In the future, our idea of community is likely to change from one focused on security within a self-contained bubble to one that emphasizes the importance of multiple points of contact with the outside world: a community of contacts. Communities are like the synapses in our nervous systems—numerous points of contact, and beyond them, vast networks made up of unknown individuals. With the internet, it is even possible to connect to the entire world.

Connections with other people via these points of contact can help to reenergize self in sometimes unexpected ways. A community in this sense represents liberation from the gilded cage of the communities we used to know, in which individuals were often confined within the safe-but-stifling limitations of family and workplace. In these new communities, we will no longer be dependent on the family and workplace as our sole resorts of security. This will result in a diversification and widening of our own social roles. This new perspective is one that can be helpful and necessary not only for singletons but for married people as well.

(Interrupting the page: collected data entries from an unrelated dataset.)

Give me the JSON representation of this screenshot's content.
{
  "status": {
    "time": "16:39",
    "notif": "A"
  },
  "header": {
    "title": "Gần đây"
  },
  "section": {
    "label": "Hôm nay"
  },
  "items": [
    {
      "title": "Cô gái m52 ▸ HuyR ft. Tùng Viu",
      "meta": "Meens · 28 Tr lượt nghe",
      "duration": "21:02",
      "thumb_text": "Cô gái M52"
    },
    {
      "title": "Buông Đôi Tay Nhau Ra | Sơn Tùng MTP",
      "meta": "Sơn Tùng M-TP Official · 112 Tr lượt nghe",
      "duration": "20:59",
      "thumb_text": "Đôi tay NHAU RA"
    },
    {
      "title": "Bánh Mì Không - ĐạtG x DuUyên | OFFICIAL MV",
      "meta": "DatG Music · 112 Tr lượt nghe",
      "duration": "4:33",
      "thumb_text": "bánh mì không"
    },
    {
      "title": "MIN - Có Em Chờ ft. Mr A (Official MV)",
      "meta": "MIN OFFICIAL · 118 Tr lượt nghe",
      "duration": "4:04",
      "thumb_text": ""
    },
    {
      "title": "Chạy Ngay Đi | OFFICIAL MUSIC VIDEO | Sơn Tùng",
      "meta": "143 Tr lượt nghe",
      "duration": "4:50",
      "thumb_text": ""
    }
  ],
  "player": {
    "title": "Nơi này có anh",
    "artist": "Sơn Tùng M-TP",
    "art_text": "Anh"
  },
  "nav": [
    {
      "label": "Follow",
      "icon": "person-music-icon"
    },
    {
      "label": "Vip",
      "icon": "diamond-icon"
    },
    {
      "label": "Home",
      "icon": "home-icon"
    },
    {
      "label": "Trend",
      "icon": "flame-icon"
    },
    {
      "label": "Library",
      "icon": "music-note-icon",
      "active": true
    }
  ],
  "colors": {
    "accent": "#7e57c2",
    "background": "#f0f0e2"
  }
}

This is what I mean when I talk about building new families within an individualizing society. In the future, individuals will be connected at points of contact that join to form lines, or threads, that are then stitched together to form a vast social fabric. This will be a society in which people who share the same ways of thinking and values can be connected and support one another, even without ties of blood or living under the same roof. This type of society, made up of an interconnected web of extended families, is my vision for a freer, more diverse future.